The inspector touches the incision with a finger and stares at the blood. “I’m disgustingly grateful to be alive,” he mutters. “Given time I might even forgive you for robbing me of my consummation.”

“What happened to Om?” We communicate in those extrasoft intense whispers that television naturalists use when they get up close and personal with dangerous animals.

“The girl? Those clumsy bastards used too much explosive. Bits of iron flew all over the place—one hit her in the head. Our friend went crazy. He’s the best and fastest shot I’ve ever seen. They didn’t have a chance, not even that young soldier. I tell you, I’ve never seen anything like it. No ordinary man can shoot like that. He saved me because he wanted my face. He was sure the girl was dead. So was I.
She isn’t going to live long, though. Not with that much skull missing.”

We are both fixated on Manu, who has not stopped staring at Om’s unconscious face as he holds her in his arms. For a second the fascination of what he will do next quite eclipses fear. When he starts to turn toward us, though, I bring my gun up to a firing position. Chan holds my arm and shakes his head, even as Manu stares at us for a moment.

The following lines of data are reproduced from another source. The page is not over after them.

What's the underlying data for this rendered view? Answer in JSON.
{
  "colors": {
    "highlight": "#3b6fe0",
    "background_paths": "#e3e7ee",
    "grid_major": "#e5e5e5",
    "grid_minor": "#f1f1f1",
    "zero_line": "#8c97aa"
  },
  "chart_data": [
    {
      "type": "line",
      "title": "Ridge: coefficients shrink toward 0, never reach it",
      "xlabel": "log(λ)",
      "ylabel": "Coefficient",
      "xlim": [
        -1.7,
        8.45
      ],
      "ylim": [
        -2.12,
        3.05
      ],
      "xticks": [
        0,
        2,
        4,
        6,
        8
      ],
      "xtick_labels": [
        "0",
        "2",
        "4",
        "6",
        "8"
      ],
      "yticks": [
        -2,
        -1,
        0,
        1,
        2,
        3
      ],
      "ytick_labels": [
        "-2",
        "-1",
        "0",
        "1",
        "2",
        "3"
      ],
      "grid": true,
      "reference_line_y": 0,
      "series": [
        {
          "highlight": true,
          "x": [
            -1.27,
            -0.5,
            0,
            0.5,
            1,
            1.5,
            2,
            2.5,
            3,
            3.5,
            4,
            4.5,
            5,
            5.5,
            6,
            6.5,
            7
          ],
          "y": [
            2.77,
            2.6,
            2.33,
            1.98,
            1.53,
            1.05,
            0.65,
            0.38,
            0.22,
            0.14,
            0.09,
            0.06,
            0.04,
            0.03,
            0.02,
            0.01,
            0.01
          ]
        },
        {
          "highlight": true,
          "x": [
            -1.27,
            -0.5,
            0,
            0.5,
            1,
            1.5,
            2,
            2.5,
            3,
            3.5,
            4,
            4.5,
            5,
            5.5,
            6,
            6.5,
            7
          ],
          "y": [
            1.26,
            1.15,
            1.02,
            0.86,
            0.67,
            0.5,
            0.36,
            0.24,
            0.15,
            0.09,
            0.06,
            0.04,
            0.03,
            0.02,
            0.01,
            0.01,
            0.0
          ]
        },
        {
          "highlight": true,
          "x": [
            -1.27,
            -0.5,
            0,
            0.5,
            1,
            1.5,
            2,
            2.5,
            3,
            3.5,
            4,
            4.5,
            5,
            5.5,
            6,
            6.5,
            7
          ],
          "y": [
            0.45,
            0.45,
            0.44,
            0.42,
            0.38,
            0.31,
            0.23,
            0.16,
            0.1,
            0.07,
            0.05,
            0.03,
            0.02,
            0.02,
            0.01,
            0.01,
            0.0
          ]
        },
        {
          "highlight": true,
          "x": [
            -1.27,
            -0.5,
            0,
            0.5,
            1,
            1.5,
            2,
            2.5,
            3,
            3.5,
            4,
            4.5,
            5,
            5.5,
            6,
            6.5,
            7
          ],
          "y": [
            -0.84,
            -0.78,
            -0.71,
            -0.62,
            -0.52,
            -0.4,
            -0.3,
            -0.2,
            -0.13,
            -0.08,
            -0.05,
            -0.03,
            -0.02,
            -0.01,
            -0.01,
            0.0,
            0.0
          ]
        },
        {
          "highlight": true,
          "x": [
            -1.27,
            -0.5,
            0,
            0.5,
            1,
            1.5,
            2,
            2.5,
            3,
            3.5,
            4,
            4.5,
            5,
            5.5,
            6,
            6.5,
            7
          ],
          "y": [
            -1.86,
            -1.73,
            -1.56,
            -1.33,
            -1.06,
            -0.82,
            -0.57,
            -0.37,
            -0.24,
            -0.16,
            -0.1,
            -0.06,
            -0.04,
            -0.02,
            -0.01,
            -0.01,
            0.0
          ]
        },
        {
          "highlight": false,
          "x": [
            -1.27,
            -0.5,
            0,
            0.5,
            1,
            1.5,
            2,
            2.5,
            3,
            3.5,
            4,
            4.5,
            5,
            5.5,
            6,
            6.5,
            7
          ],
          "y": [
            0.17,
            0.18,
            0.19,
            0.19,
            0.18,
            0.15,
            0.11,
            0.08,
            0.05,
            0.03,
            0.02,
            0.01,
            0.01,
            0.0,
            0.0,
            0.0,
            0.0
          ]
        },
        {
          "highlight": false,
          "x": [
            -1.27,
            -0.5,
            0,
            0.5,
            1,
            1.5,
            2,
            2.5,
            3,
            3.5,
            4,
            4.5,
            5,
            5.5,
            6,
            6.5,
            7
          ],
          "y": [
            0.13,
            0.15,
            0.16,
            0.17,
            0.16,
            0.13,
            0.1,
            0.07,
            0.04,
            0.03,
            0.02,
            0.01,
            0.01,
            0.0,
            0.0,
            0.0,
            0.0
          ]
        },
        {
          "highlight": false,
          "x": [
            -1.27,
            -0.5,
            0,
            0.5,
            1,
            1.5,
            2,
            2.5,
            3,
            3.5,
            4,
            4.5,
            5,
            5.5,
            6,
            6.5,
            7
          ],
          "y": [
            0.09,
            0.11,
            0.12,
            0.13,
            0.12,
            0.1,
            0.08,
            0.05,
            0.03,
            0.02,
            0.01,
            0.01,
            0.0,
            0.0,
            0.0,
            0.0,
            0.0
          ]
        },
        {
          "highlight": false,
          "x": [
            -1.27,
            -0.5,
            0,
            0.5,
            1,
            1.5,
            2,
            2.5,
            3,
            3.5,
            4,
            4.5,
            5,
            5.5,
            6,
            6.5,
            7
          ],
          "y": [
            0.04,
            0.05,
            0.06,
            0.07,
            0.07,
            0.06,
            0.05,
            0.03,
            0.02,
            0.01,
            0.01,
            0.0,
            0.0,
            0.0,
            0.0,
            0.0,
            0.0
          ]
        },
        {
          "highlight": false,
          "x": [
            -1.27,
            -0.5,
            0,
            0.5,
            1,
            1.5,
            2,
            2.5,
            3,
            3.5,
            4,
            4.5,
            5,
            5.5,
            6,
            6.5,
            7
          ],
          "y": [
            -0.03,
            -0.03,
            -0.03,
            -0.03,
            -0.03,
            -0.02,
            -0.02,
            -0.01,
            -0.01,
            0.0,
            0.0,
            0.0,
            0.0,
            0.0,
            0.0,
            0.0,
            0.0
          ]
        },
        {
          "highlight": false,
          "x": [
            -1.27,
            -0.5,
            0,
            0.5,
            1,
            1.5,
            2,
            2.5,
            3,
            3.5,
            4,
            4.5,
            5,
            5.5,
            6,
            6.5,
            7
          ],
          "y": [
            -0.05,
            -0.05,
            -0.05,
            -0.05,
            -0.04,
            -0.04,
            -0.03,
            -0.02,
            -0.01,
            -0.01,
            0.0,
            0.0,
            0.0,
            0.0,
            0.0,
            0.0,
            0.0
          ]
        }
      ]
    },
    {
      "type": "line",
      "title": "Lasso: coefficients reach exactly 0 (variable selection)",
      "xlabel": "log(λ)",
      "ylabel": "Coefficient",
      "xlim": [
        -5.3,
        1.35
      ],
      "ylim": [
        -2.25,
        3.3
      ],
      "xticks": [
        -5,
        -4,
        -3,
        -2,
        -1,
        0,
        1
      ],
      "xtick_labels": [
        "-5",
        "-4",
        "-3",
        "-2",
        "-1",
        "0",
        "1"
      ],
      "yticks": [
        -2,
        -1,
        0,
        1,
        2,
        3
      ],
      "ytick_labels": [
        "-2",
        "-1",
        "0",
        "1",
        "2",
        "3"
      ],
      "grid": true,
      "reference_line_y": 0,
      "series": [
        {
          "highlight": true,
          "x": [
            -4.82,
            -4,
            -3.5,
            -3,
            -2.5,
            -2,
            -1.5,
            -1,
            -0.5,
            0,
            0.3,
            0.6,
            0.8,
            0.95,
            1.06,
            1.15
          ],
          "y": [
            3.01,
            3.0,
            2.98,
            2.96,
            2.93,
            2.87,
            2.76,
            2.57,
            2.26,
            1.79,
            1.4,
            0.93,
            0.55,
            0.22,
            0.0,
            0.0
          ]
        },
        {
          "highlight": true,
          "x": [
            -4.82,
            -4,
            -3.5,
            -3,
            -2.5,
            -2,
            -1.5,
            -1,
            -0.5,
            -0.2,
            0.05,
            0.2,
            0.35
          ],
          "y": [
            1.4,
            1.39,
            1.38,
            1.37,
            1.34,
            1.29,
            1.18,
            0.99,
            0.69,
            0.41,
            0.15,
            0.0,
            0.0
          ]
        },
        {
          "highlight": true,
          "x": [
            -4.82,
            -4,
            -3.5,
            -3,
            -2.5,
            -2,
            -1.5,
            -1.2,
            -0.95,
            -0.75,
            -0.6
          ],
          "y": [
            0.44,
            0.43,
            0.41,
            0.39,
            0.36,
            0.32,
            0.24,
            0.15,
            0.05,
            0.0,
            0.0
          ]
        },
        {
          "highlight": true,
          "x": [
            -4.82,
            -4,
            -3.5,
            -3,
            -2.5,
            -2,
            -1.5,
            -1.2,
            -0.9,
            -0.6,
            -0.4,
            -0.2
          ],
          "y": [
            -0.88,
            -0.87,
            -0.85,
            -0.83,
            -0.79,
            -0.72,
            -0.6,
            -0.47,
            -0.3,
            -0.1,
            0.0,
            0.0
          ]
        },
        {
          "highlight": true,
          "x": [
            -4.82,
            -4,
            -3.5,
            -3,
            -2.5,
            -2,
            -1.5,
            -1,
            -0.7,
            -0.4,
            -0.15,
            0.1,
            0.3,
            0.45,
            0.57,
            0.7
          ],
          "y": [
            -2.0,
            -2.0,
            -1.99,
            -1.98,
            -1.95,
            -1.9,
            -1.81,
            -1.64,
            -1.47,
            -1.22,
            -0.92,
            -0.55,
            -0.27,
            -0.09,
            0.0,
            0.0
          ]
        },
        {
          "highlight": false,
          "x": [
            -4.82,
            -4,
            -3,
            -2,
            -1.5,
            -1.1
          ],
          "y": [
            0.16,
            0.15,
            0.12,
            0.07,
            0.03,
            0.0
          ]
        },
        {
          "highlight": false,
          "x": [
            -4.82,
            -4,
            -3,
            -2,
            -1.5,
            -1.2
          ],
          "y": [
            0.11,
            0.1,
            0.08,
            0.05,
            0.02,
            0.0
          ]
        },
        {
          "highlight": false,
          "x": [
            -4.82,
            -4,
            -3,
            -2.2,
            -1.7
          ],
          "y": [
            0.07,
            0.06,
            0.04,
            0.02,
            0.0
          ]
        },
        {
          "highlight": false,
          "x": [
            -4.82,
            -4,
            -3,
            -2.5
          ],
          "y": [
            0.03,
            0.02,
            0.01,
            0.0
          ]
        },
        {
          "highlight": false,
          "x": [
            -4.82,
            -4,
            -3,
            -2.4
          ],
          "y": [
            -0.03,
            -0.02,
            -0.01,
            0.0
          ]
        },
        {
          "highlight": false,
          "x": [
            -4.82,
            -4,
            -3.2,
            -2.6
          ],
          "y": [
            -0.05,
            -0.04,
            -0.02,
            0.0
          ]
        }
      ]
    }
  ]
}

Telepathy is a curious phenomenon. Suddenly I know exactly what he is going to do, and so does Chan. I experience a despair that cuts deeper than anything a human can be expected to endure. But he does endure. He turns, quite as if we are not there, and carries her to the door where I entered. As soon as he has passed through to the tunnel, Chan finds a fuse box and the underground room is filled with harsh neon light. The bodies of Zinna (a single bullet in the forehead); his assistant, who managed to draw a pistol (stomach ripped open by a spray from an automatic of some kind); the Yips (one in a lake of blood from a heart wound, the other covered in fresh pink blood from the lungs); and the two Americans, also caught in a third-world disaster straight out of
farang
horror mytholgy. All dead. We have to step over them to enter the tunnel, which is now illuminated. We catch up with Manu, who is still carrying the wreckage of his love. I draw my gun again. Again Chan stops me.